What are the figures often used? In 2004 it was estimated that it cost around $59,000 per year to keep a criminal in jail in NYC! Even though the number of people incarcerated in the state has dropped over the last few years, the "prison class" consists of about 63,000 individuals in jails around the state and a large proportion of those inmates come from NYC.
Despite the fact that NYS spends more per capita per student than all other states and at the per capita cost of around $13,000 per year for NYC, it only makes sense to put the money into instruction in our schools.
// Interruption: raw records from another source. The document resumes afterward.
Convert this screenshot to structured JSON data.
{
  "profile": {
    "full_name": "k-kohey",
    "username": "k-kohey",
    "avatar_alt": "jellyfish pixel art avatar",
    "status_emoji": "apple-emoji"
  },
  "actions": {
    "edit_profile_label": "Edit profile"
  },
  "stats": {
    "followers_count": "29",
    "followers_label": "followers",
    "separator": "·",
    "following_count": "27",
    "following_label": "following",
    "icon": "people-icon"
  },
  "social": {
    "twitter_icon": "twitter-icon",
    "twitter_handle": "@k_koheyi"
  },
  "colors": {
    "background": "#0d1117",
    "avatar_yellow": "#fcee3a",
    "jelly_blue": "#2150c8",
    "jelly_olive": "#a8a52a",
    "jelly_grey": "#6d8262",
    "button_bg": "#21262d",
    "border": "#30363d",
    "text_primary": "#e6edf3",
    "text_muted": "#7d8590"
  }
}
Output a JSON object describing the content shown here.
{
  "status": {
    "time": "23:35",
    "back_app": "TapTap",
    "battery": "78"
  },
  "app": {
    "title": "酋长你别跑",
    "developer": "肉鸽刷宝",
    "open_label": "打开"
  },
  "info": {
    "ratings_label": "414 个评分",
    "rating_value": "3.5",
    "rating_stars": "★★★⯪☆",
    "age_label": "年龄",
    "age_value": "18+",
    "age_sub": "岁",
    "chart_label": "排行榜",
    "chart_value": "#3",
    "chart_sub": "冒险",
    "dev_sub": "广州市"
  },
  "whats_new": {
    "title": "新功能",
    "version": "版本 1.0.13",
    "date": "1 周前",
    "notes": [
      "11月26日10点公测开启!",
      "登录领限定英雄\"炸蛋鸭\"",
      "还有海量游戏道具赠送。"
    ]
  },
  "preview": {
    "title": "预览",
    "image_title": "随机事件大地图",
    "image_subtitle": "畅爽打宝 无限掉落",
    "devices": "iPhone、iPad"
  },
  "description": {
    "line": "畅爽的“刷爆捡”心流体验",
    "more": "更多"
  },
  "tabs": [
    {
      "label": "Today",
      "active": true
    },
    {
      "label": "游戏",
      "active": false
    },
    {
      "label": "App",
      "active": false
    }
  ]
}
One group made the logical connection and is reaching into the community of out-of-school youths, 16 to 24 years old, with reading levels below 8th grade, who are interested in preparing for the GED and/or improving their skills.
The Youth Development Institute (YDI) began the Community Education Pathways to Success (CEPS), which provides the academic, vocational and personal support people with low skill levels need to become eligible for GED programs and to succeed in post-secondary life. CEPS participants, who rarely attended their high schools, have become readers and made gains on standardized tests.
No one argues that paying $59,000 per annum to incarcerate youths is too much money. But you always get an argument about what it costs to effectively educate our children. Well, we can pay now, or we can pay later!